La censura ex art. 360 c.p.c., n. 5, è, infine, del pari inammissibile, alla luce della riformulazione di tale norma introdotta dal D.L. 22 giugno 2012, n. 83, art. 54, conv. in L. 7 agosto 2012, n. 134, rimanendo il ricorrente onerato, nel rigoroso rispetto delle previsioni dell’art. 366 c.p.c., comma 1, n. 6, e art. 369 c.p.c., comma 2, n. 4, di indicare il “fatto storico”, il cui esame sia stato omesso, il “dato”, testuale o extratestuale, da cui esso risulti esistente, il “come” e il “quando” tale fatto sia stato oggetto di discussione processuale tra le parti e la sua “decisività”, fermo restando che l’omesso esame di elementi istruttori non integra, di per sè, il vizio di omesso esame di un fatto decisivo qualora il fatto storico, rilevante in causa, sia stato comunque preso in considerazione dal giudice, ancorchè la sentenza non abbia dato conto di tutte le risultanze probatorie (così Cass. Sez. U, Sentenza n. 8053 del 07/04/2014).

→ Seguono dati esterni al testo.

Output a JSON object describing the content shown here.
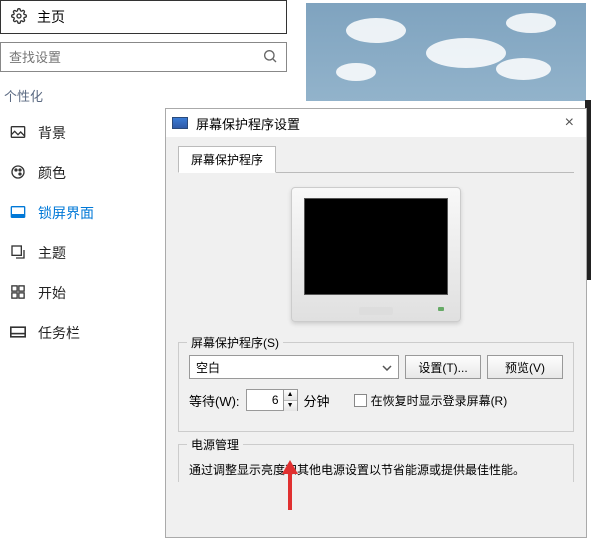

Il ricorso va perciò rigettato. Non occorre provvedere in ordine alle spese del giudizio di cassazione, non avendo svolto attività difensive gli intimati M.I., D.S.L. e S.P..

Sussistono le condizioni per dare atto – ai sensi della L. 24 dicembre 2012, n. 228, art. 1, comma 17, che ha aggiunto l’art. 13, comma 1 quater, del testo unico di cui al D.P.R. 30 maggio 2002, n. 115 – dell’obbligo di versamento, da parte della ricorrente, dell’ulteriore importo a titolo di contributo unificato pari a quello dovuto per l’impugnazione integralmente rigettata.

PQM

La Corte rigetta il ricorso.

Ai sensi del D.P.R. n. 115 del 2002, art. 13, comma 1 quater, inserito dalla L. n. 228 del 2012, art. 1, comma 17, dichiara la sussistenza dei presupposti per il versamento, da parte della ricorrente, dell’ulteriore importo a titolo di contributo unificato pari a quello dovuto per il ricorso, a norma dello stesso art. 13, comma 1 bis.

Così deciso in Roma, nella Camera di Consiglio della Sezione Sesta – 2 Civile della Corte Suprema di Cassazione, il 27 gennaio 2017.